I know that would not happen with any of these providers. They go into the hospital. Now
they’re under the hospital IQR Program, HAC, Value-based Purchasing, Inpatient Quality
Reporting Program. Now, they’re under that program, under the IPPS system. That’s the
Inpatient Prospective Payment System. And they come back to you, they get readmitted
under a SNF PPS, right. So there’s another stay. You want to almost erase the name, you
know. Those are stays in the PPS system, kind of period.
»» So it’s stays, not really “episodes” the way we think of episodes.
»» Right. Right. And when you’re looking at an individual and tracking for quality
initiative stuff for that resident you know what you need to be doing for that person.
Maybe that’s just a different way of looking at the data. But anyway, for the purposes
of the SNF program, the SNF Quality Reporting Program, it’s stay based.
»» The look back scan also means something different. Because the look-back scan for
CASPER, is look-back a whole year for major injuries even though it didn’t happen right
now. But this is basically saying, since admission, or since the most recent PPS assessment they’ve
had a fall with major injury? »» Yeah. I think that’s how —
»» Okay, so it’s not look-back scan for a year, it’s look-back scan during this stay?
»» Did they have a fall or major injury while covered under —
»» With Medicare. »» Perfect. Thank you.
»» You’re welcome. Does that help? »» That did. Yes.
»» That was helpful for me. »» I’m sort of tagging on with her question
as well for further clarity. When I look at the Quality Reporting Program Manual when
you look at the numerator denominator information, its very clear that it says Part A residents
for fall and for GG. But for wounds it doesn’t necessarily say that. So that’s where I’m still– that’s where it’s not clicking that I could have a Medicaid payer come in, and admission assessment shows a pressure
ulcer, will that be included. »» Yeah. So if they come in — if they come
with present on admission? »» Yeah, any payer? Any payer that comes
in and has a other than Medicare, if they have a pressure ulcer, are they included?

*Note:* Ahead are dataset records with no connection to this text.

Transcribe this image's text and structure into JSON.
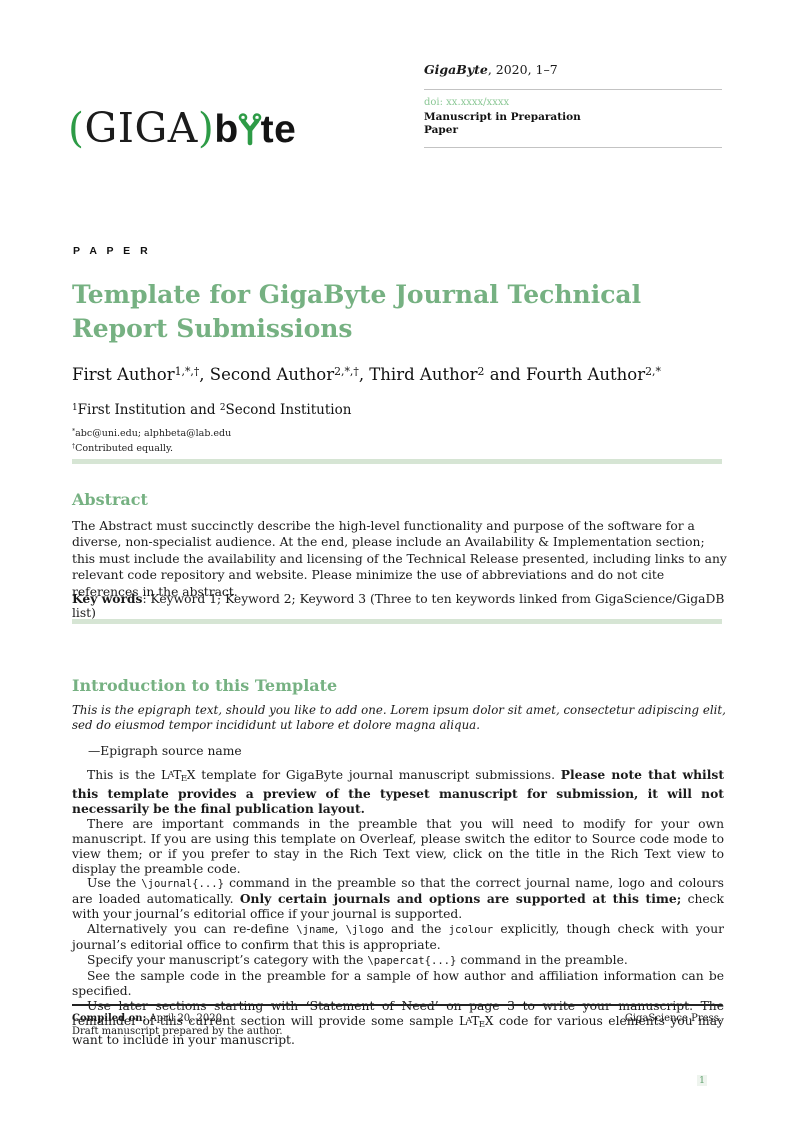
{
  "header": {
    "journal_line": [
      {
        "t": "GigaByte",
        "b": 1,
        "i": 1
      },
      {
        "t": ", 2020, 1–7"
      }
    ],
    "doi": "doi: xx.xxxx/xxxx",
    "status": "Manuscript in Preparation",
    "category": "Paper"
  },
  "logo": {
    "paren_open": "(",
    "giga": "GIGA",
    "paren_close": ")",
    "b": "b",
    "te": "te",
    "green": "#2d9b46"
  },
  "masthead": {
    "kicker": "P A P E R",
    "title": "Template for GigaByte Journal Technical Report Submissions"
  },
  "authors": {
    "line": [
      {
        "t": "First Author"
      },
      {
        "t": "1,*,†",
        "s": 1
      },
      {
        "t": ", Second Author"
      },
      {
        "t": "2,*,†",
        "s": 1
      },
      {
        "t": ", Third Author"
      },
      {
        "t": "2",
        "s": 1
      },
      {
        "t": " and Fourth Author"
      },
      {
        "t": "2,*",
        "s": 1
      }
    ],
    "affiliations": [
      {
        "t": "1",
        "s": 1
      },
      {
        "t": "First Institution and "
      },
      {
        "t": "2",
        "s": 1
      },
      {
        "t": "Second Institution"
      }
    ],
    "footnote_email": [
      {
        "t": "*",
        "s": 1
      },
      {
        "t": "abc@uni.edu; alphbeta@lab.edu"
      }
    ],
    "footnote_equal": [
      {
        "t": "†",
        "s": 1
      },
      {
        "t": "Contributed equally."
      }
    ]
  },
  "abstract": {
    "heading": "Abstract",
    "body": "The Abstract must succinctly describe the high-level functionality and purpose of the software for a diverse, non-specialist audience. At the end, please include an Availability & Implementation section; this must include the availability and licensing of the Technical Release presented, including links to any relevant code repository and website. Please minimize the use of abbreviations and do not cite references in the abstract.",
    "keywords": [
      {
        "t": "Key words",
        "b": 1
      },
      {
        "t": ": Keyword 1; Keyword 2; Keyword 3 (Three to ten keywords linked from GigaScience/GigaDB list)"
      }
    ]
  },
  "introduction": {
    "heading": "Introduction to this Template",
    "epigraph": "This is the epigraph text, should you like to add one. Lorem ipsum dolor sit amet, consectetur adipiscing elit, sed do eiusmod tempor incididunt ut labore et dolore magna aliqua.",
    "epigraph_source": "—Epigraph source name",
    "paragraphs": [
      [
        {
          "t": "This is the "
        },
        {
          "t": "LaTeX",
          "latex": 1
        },
        {
          "t": " template for GigaByte journal manuscript submissions. "
        },
        {
          "t": "Please note that whilst this template provides a preview of the typeset manuscript for submission, it will not necessarily be the final publication layout.",
          "b": 1
        }
      ],
      [
        {
          "t": "There are important commands in the preamble that you will need to modify for your own manuscript. If you are using this template on Overleaf, please switch the editor to Source code mode to view them; or if you prefer to stay in the Rich Text view, click on the title in the Rich Text view to display the preamble code."
        }
      ],
      [
        {
          "t": "Use the "
        },
        {
          "t": "\\journal{...}",
          "c": 1
        },
        {
          "t": " command in the preamble so that the correct journal name, logo and colours are loaded automatically. "
        },
        {
          "t": "Only certain journals and options are supported at this time;",
          "b": 1
        },
        {
          "t": " check with your journal’s editorial office if your journal is supported."
        }
      ],
      [
        {
          "t": "Alternatively you can re-define "
        },
        {
          "t": "\\jname",
          "c": 1
        },
        {
          "t": ", "
        },
        {
          "t": "\\jlogo",
          "c": 1
        },
        {
          "t": " and the "
        },
        {
          "t": "jcolour",
          "c": 1
        },
        {
          "t": " explicitly, though check with your journal’s editorial office to confirm that this is appropriate."
        }
      ],
      [
        {
          "t": "Specify your manuscript’s category with the "
        },
        {
          "t": "\\papercat{...}",
          "c": 1
        },
        {
          "t": " command in the preamble."
        }
      ],
      [
        {
          "t": "See the sample code in the preamble for a sample of how author and affiliation information can be specified."
        }
      ],
      [
        {
          "t": "Use later sections starting with ‘Statement of Need’ on page 3 to write your manuscript. The remainder of this current section will provide some sample "
        },
        {
          "t": "LaTeX",
          "latex": 1
        },
        {
          "t": " code for various elements you may want to include in your manuscript."
        }
      ]
    ]
  },
  "footer": {
    "compiled_label": "Compiled on:",
    "compiled_date": " April 20, 2020.",
    "draft_note": "Draft manuscript prepared by the author.",
    "publisher": "GigaScience Press.",
    "page_number": "1"
  },
  "colors": {
    "accent_green": "#76b182",
    "doi_green": "#8cc896",
    "bar_green": "#d6e5d4",
    "logo_green": "#2d9b46"
  }
}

If they’re not a Part A. »» We have to go through rulemaking through
regulation to allow the measure to be calculated with payer sources other than SNF PPS.
»» So what are you — »» So the answer is, no.
»» They are not included? »» Not right now.
»» So when we teach this for the upcoming reporting program, it’s only applying to SNF
PPS – »» The measure is calculated. Whoever you’re
required to collect the data on may be a different story. You may have OBRA.
»» Yeah we collect the data on OBRAs, the quality. I’m saying are they calculated in
the measure? »» The measure will be calculated now using
Part A stays. Yep. And we’ll probably be issuing some additional guidance surrounding that
in our postings. And actually, if you think that it’s important to expand to all payer,
I would — that would be great information for us to have.